Their treatment will not affect how they feel - it seldom makes people feel better, and they may sometimes even feel worse.

The aim of all present treatments for high blood pressure is not to cure it, but to prevent its consequences by keeping pressure down to a safer level (whatever the underlying causes of high blood pressure are, they seem almost always to be permanent and are not affected by any of the treatments now available).

Treatment must therefore nearly always continue for life - if you stop taking your tablets, your blood pressure will probably rise again, although this may take several months.

Unfortunately, all the drugs used for high blood pressure can cause unpleasant side effects in some people, although the newer blood pressure lowering drugs are generally easier to live with than the older ones.

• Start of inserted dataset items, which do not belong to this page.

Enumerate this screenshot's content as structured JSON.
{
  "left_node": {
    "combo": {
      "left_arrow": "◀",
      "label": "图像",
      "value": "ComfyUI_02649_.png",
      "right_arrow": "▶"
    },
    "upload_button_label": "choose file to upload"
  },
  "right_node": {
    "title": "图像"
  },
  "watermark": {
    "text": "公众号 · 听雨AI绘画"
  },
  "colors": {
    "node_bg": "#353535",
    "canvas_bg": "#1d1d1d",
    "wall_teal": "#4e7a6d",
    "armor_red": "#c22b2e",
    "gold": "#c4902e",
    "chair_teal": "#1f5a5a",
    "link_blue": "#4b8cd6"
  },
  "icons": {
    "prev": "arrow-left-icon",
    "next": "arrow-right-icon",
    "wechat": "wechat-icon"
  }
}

If you think your drugs are upsetting you, then say so, as there are alternatives. With so many blood pressure-lowering drugs now available your doctor should be able to tailor an individual treatment for you that minimizes side effects or even eliminates them altogether.

Included among the side effects of blood pressure-lowering drugs are tiredness, depression and failure of erection: if any of these happen to you, then tell your doctor or nurse, as if they really are caused by your drugs, they will clear up soon after your medication is changed.

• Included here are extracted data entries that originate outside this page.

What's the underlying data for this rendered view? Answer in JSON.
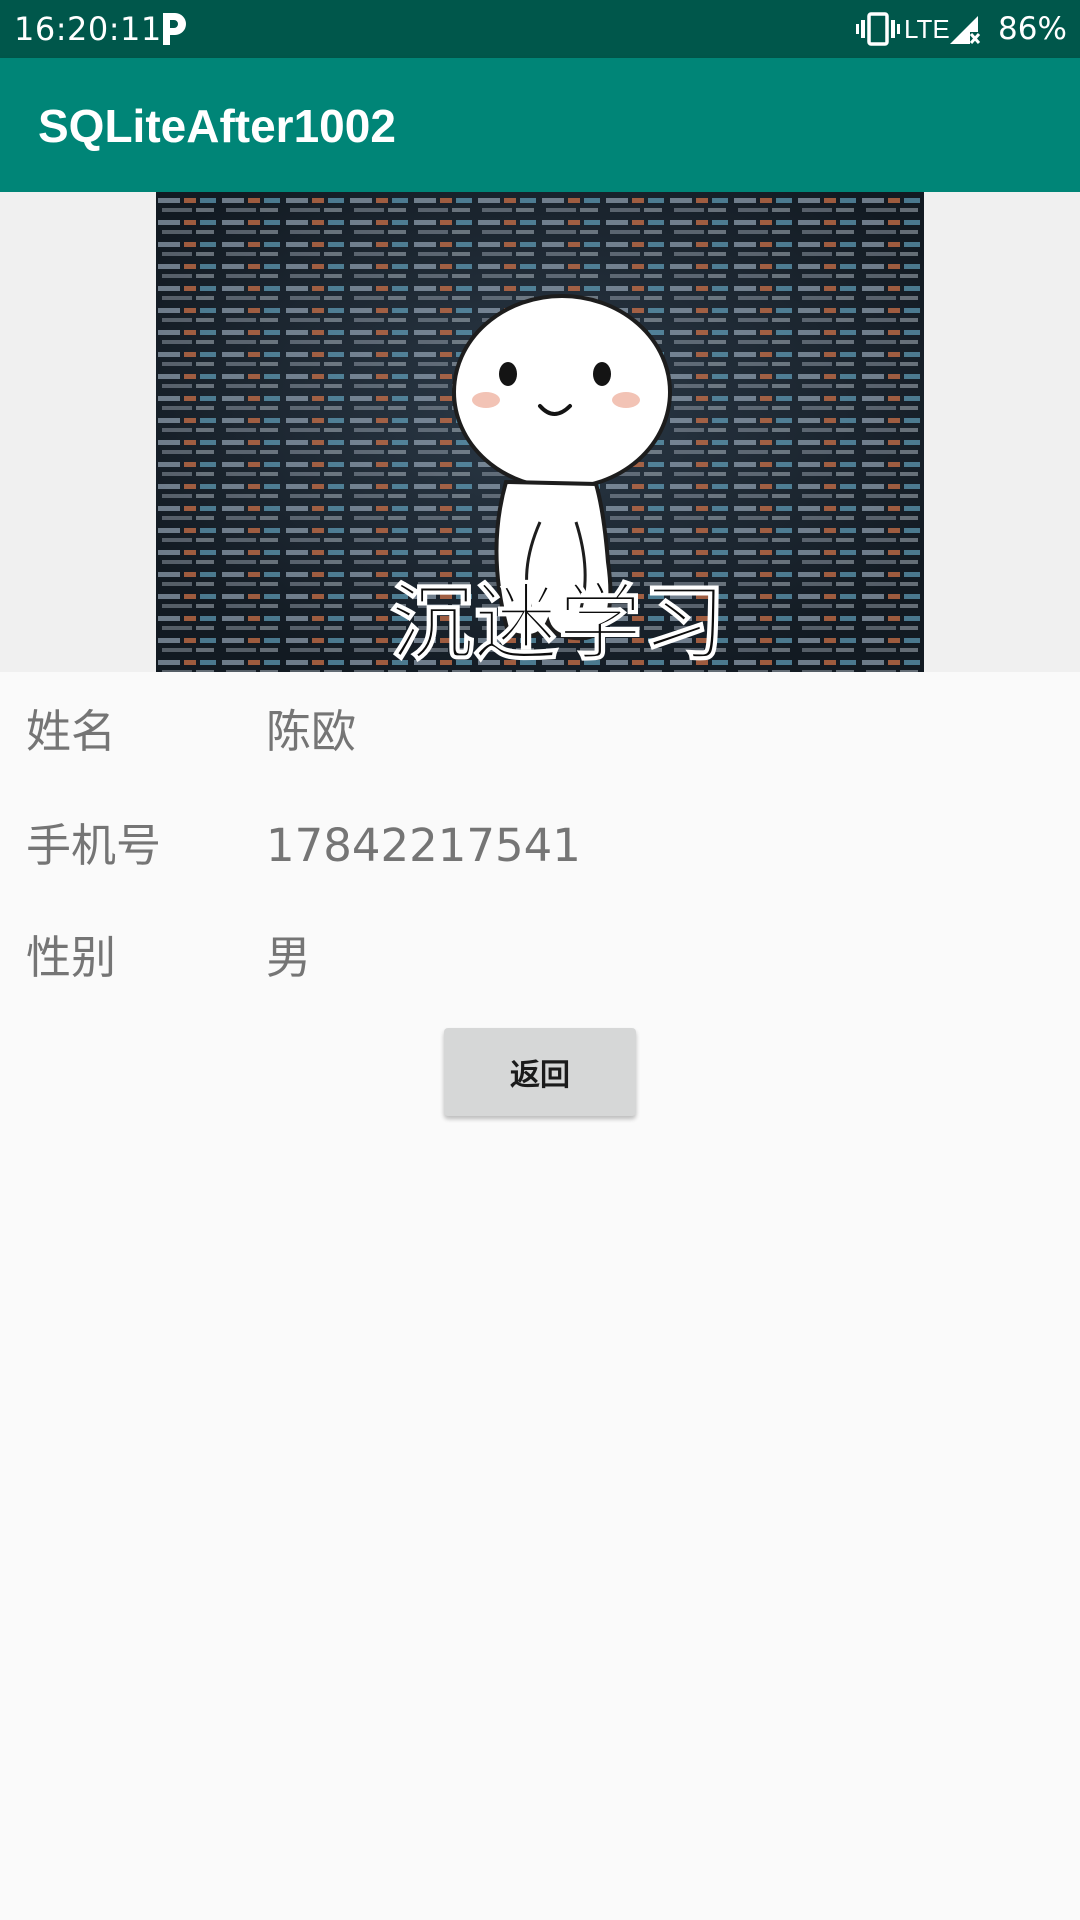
{
  "status_bar": {
    "time": "16:20:11",
    "notification_icon": "parking-p-icon",
    "vibrate_icon": "vibrate-icon",
    "network": "LTE",
    "signal_icon": "signal-no-data-icon",
    "battery": "86%"
  },
  "app_bar": {
    "title": "SQLiteAfter1002",
    "color": "#008577",
    "status_color": "#00574b"
  },
  "header_image": {
    "caption": "沉迷学习"
  },
  "fields": [
    {
      "label": "姓名",
      "value": "陈欧"
    },
    {
      "label": "手机号",
      "value": "17842217541"
    },
    {
      "label": "性别",
      "value": "男"
    }
  ],
  "back_button": {
    "label": "返回"
  }
}
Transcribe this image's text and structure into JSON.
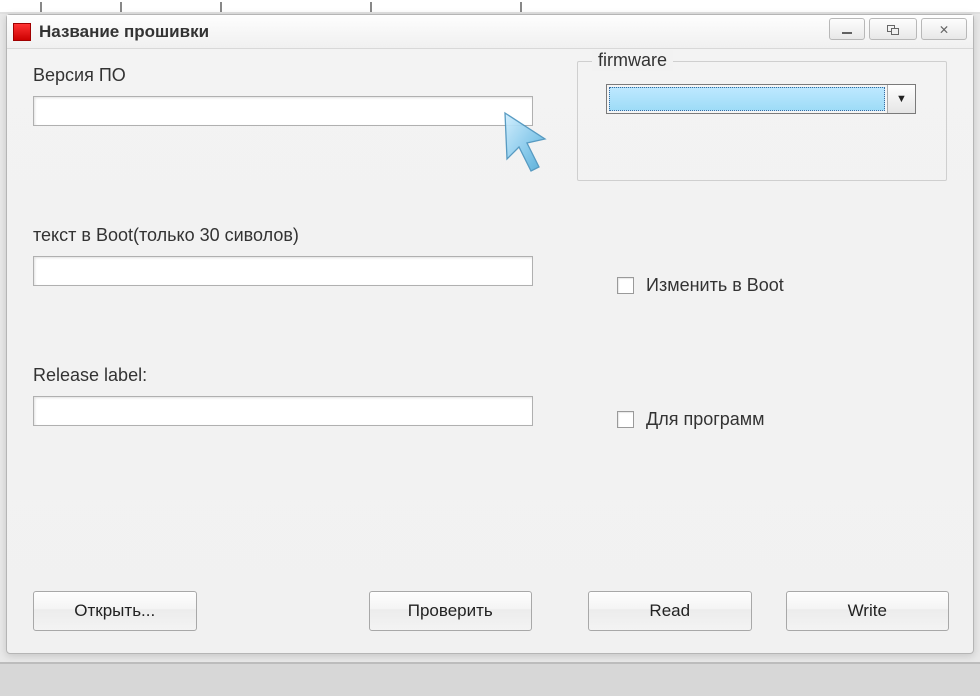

If you have any wheezing or asthma, then some blood pressure-lowering drugs can be very dangerous, so make sure your doctor knows about this.

Some drugs used for back and joint pains can interfere with the effect of drugs given for high blood pressure, and you should ask your doctor about these if you take them.

(Don't try to alter your medication yourself.)

 The contraceptive pill occasionally raises blood pressure very seriously, so women with high blood pressure should discuss other methods of birth control.


Remembering to take tablets is difficult for many people.

Take them at set times, and ask your partner or a friend to help you learn the habit of regular medication.

Don't stop taking your tablets just because you're going out for a drink - all blood pressure-lowering drugs can be taken with moderate amounts of alcohol.


Always bring all your tablets (not just those for your high BP) with you in their original containers when you see your doctor or nurse for follow-up, so that they know exactly what you are taking.

If your blood pressure doesn't fall despite apparently adequate medication, think about your weight or your alcohol intake.

Follow-up visits should be frequent at first, perhaps once a week until your blood pressure is controlled to under 160/90 mmHg.

After that most doctors will want to check your blood pressure every three months or so; never go longer than six months without a check.

 The end of the beginning

All this (and I mean all) is the least you need to know to take an intelligent share in responsibility for your future health, not just as a passive consumer of medical care, but as an active producer of better health (as everyone should be).

However, I hope by now you are interested enough to want to know more than this.

The rest of this course will tell you a lot more both of what we do know about high blood pressure and - just as important - what we don't know.

Most of you learning this will have been told that either you, or someone in your family, have raised blood pressure.

The questions in this course are those asked by people like you every day; the answers are intended to help you be as informed as possible about your own care so that your treatment will be more successful and you will feel more in control.

Remember that no one involved in this subject (including doctors and nurses) ever stops learning more about it. In fact, a few of you may learn not because of your own health problems, but because in your work you are concerned with the health problems of other people.

Because different people have different requirements for information about high blood pressure, this course has been designed in a way that means you do not have to learn-read all unless you wish to do so.